Al centro della storia il mondo che gira intorno a una raffinata rivista, «The French Dispatch», appunto, modellata sul leggendario «New Yorker» e ambientata nell'immaginaria cittadina di Ennui-sur-Blasé nel Ventesimo secolo. Qui, alla morte dell'amato direttore, la redazione decide di ricordarlo con quattro racconti firmati da altrettante penne eccellenti in un viaggio visionario e toccante abitato da un cast strepitoso: con Bill Murray (il defunto), ecco Benicio Del Toro, Adrien Brody, Tilda Swinton, Léa Seydoux, Timothée Chalamet, Frances McDormand, Christoph Waltz, Edward Norton, Owen Wilson. Mathieu Amalric, Cécile de France e Anjelica Huston. Per Swinton, che sullo schermo è una critica che conosce intimamente ogni aspetto del mondo dell'arte moderna, il film è un omaggio «all'internazionalismo, alla cultura e alla sacrosanta arte del giornalismo indipendente». Ma il regista di «Grand Budapest Hotel», «I Tenembaum» e «Le avventure acquatiche di Steve Zissou», da ragazzo appassionato lettore dei reportage del «New Yorker», corregge leggermente il tiro: «Non avevo l'intenzione di scrivere una vera e propria lettera d'amore al giornalismo, anche se la mia ammirazione per questa forma di comunicazione è evidente e mi sento in debito verso i tanti giornalisti scrittori che ammiro.
La città fittizia di Ennui-sur-Blasé è in realtà Angoulême, la patria dell'animazione francese, che è stata letteralmente invasa dalla troupe, diventando un set a cielo aperto per la particolare struttura urbanistica e per la partecipazione dei cittadini.
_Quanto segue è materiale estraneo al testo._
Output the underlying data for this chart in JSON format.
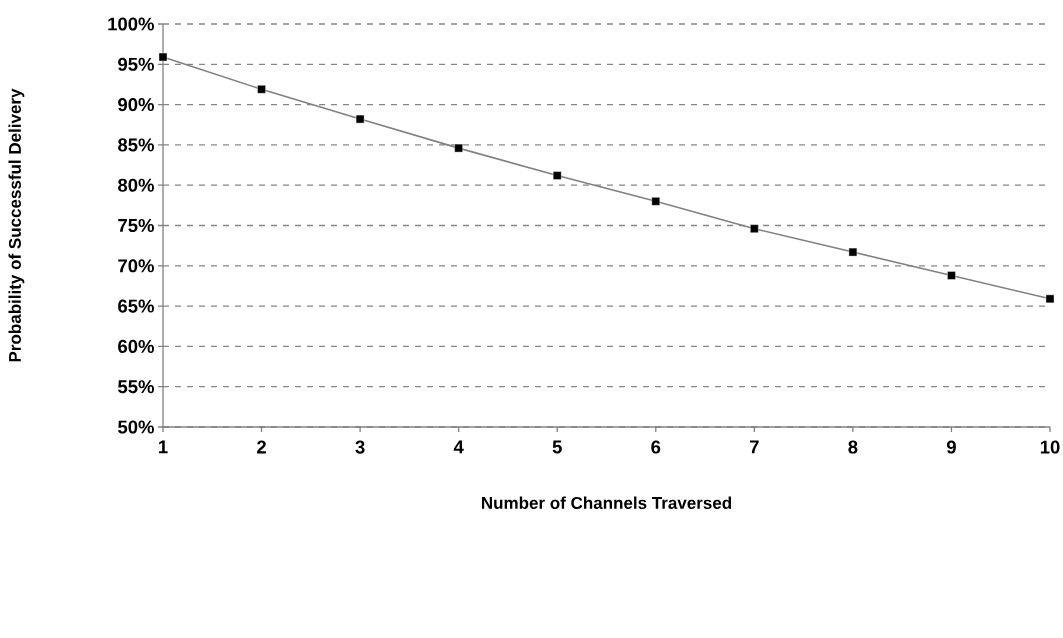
{
  "chart_data": {
    "type": "line",
    "xlabel": "Number of Channels Traversed",
    "ylabel": "Probability of Successful Delivery",
    "x": [
      1,
      2,
      3,
      4,
      5,
      6,
      7,
      8,
      9,
      10
    ],
    "series": [
      {
        "color": "#808080",
        "values": [
          95.9,
          91.9,
          88.2,
          84.6,
          81.2,
          78.0,
          74.6,
          71.7,
          68.8,
          65.9
        ]
      }
    ],
    "marker": "square",
    "line_style": "solid",
    "grid": "y",
    "xlim": [
      1,
      10
    ],
    "xticks": [
      1,
      2,
      3,
      4,
      5,
      6,
      7,
      8,
      9,
      10
    ],
    "ylim": [
      50,
      100
    ],
    "yticks": [
      {
        "value": 50,
        "label": "50%"
      },
      {
        "value": 55,
        "label": "55%"
      },
      {
        "value": 60,
        "label": "60%"
      },
      {
        "value": 65,
        "label": "65%"
      },
      {
        "value": 70,
        "label": "70%"
      },
      {
        "value": 75,
        "label": "75%"
      },
      {
        "value": 80,
        "label": "80%"
      },
      {
        "value": 85,
        "label": "85%"
      },
      {
        "value": 90,
        "label": "90%"
      },
      {
        "value": 95,
        "label": "95%"
      },
      {
        "value": 100,
        "label": "100%"
      }
    ]
  }
}
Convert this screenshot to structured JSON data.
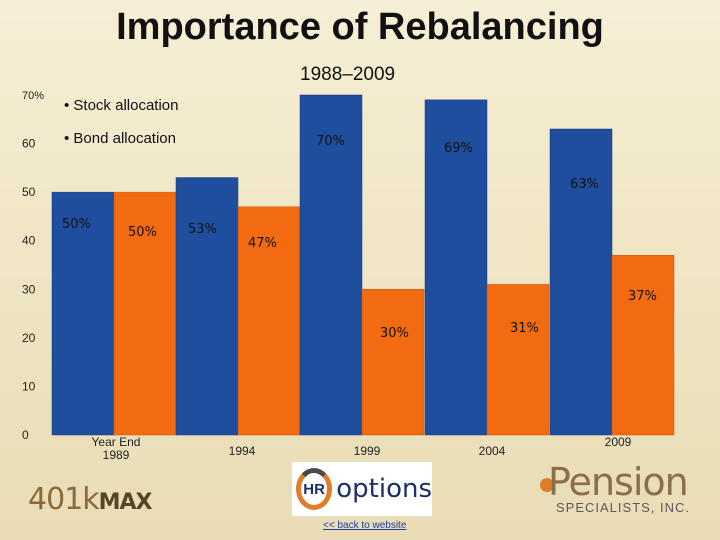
{
  "page": {
    "title": "Importance of Rebalancing",
    "subtitle": "1988–2009",
    "legend": {
      "stock": "• Stock allocation",
      "bond": "• Bond allocation"
    },
    "colors": {
      "stock": "#1f4e9e",
      "bond": "#f26b11",
      "background": "#f3ead0"
    }
  },
  "chart_data": {
    "type": "bar",
    "title": "Importance of Rebalancing",
    "subtitle": "1988–2009",
    "xlabel": "",
    "ylabel": "",
    "ylim": [
      0,
      70
    ],
    "yticks": [
      {
        "value": 0,
        "label": "0"
      },
      {
        "value": 10,
        "label": "10"
      },
      {
        "value": 20,
        "label": "20"
      },
      {
        "value": 30,
        "label": "30"
      },
      {
        "value": 40,
        "label": "40"
      },
      {
        "value": 50,
        "label": "50"
      },
      {
        "value": 60,
        "label": "60"
      },
      {
        "value": 70,
        "label": "70%"
      }
    ],
    "categories": [
      "Year End 1989",
      "1994",
      "1999",
      "2004",
      "2009"
    ],
    "category_labels": [
      "Year End\n1989",
      "1994",
      "1999",
      "2004",
      "2009"
    ],
    "series": [
      {
        "name": "Stock allocation",
        "color": "#1f4e9e",
        "values": [
          50,
          53,
          70,
          69,
          63
        ],
        "labels": [
          "50%",
          "53%",
          "70%",
          "69%",
          "63%"
        ]
      },
      {
        "name": "Bond allocation",
        "color": "#f26b11",
        "values": [
          50,
          47,
          30,
          31,
          37
        ],
        "labels": [
          "50%",
          "47%",
          "30%",
          "31%",
          "37%"
        ]
      }
    ],
    "grid": false,
    "legend_position": "top-left"
  },
  "logos": {
    "left": {
      "text": "401k",
      "suffix": "MAX"
    },
    "center": {
      "badge": "HR",
      "word": "options"
    },
    "right": {
      "word": "Pension",
      "sub": "SPECIALISTS, INC."
    }
  },
  "link": {
    "back": "<< back to website"
  }
}
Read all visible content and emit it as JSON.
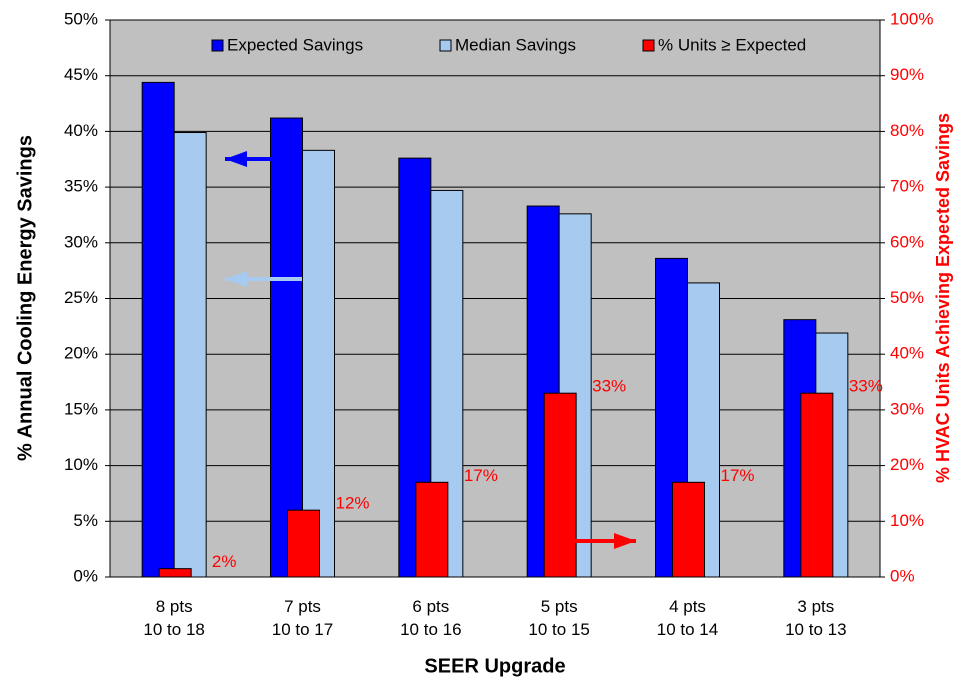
{
  "chart_data": {
    "type": "bar",
    "x_label": "SEER Upgrade",
    "y_label": "% Annual Cooling Energy Savings",
    "y2_label": "% HVAC Units Achieving Expected Savings",
    "categories": [
      "8 pts\n10 to 18",
      "7 pts\n10 to 17",
      "6 pts\n10 to 16",
      "5 pts\n10 to 15",
      "4 pts\n10 to 14",
      "3 pts\n10 to 13"
    ],
    "series": [
      {
        "name": "Expected Savings",
        "color": "#0000ff",
        "values": [
          44.4,
          41.2,
          37.6,
          33.3,
          28.6,
          23.1
        ]
      },
      {
        "name": "Median Savings",
        "color": "#a6caf0",
        "values": [
          39.9,
          38.3,
          34.7,
          32.6,
          26.4,
          21.9
        ]
      },
      {
        "name": "% Units ≥ Expected",
        "color": "#ff0000",
        "axis": "y2",
        "values": [
          1.5,
          12,
          17,
          33,
          17,
          33
        ],
        "value_labels": [
          "2%",
          "12%",
          "17%",
          "33%",
          "17%",
          "33%"
        ]
      }
    ],
    "ylim": [
      0,
      50
    ],
    "yticks": [
      {
        "value": 0,
        "label": "0%"
      },
      {
        "value": 5,
        "label": "5%"
      },
      {
        "value": 10,
        "label": "10%"
      },
      {
        "value": 15,
        "label": "15%"
      },
      {
        "value": 20,
        "label": "20%"
      },
      {
        "value": 25,
        "label": "25%"
      },
      {
        "value": 30,
        "label": "30%"
      },
      {
        "value": 35,
        "label": "35%"
      },
      {
        "value": 40,
        "label": "40%"
      },
      {
        "value": 45,
        "label": "45%"
      },
      {
        "value": 50,
        "label": "50%"
      }
    ],
    "y2lim": [
      0,
      100
    ],
    "y2ticks": [
      {
        "value": 0,
        "label": "0%"
      },
      {
        "value": 10,
        "label": "10%"
      },
      {
        "value": 20,
        "label": "20%"
      },
      {
        "value": 30,
        "label": "30%"
      },
      {
        "value": 40,
        "label": "40%"
      },
      {
        "value": 50,
        "label": "50%"
      },
      {
        "value": 60,
        "label": "60%"
      },
      {
        "value": 70,
        "label": "70%"
      },
      {
        "value": 80,
        "label": "80%"
      },
      {
        "value": 90,
        "label": "90%"
      },
      {
        "value": 100,
        "label": "100%"
      }
    ],
    "grid": true,
    "background": "#c0c0c0",
    "legend": "top-right"
  }
}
Spiega il regista: «Abbiamo cercato una località non troppo grande dove poter lavorare e vivere, non volevamo fare i conti con una realtà industriale, ma respirare l'atmosfera della provincia francese e fare il cinema come ai bei tempi. Angoulême era l'ideale, abbiamo utilizzato tutti gli scorci, le stradine e gli angoli caratteristici, coinvolgendo in certe scene anche mille abitanti». Altra novità nel suo stile rutilante e coloratissimo, l'uso parziale del bianco e nero: «Non è la prima volta, anche il mio primo corto, Bottle Rocked, l'ho girato in bianco e nero. Non ho pregiudizi sul colore e sul formato dello schermo, come altri colleghi, dipende dalle esigenze. Il mezzo non determina la bellezza, io amo cambiare secondo necessità e uso la luce come il pittore usa il pennello».
Giacca di velluto e camicia di seta, Wes Anderson è un texano che da anni vive a Parigi e si sente cittadino del mondo. Ha appena finito il film «Asteroid City», ambientato negli Stati Uniti ma realizzato in Spagna. Racconta di essere innamorato dell'Italia, dove ha girato, tra Roma e Napoli, il suo «Zissou». Dice: «Mi piacerebbe tornarci. Ogni volta che comincio un nuovo progetto cerco il modo per lavorare a Cinecittà. Cosa farò ora? Non lo so, ma seguo un metodo infallibile: cerco sempre sul set dell'ultimo film le idee per quello successivo».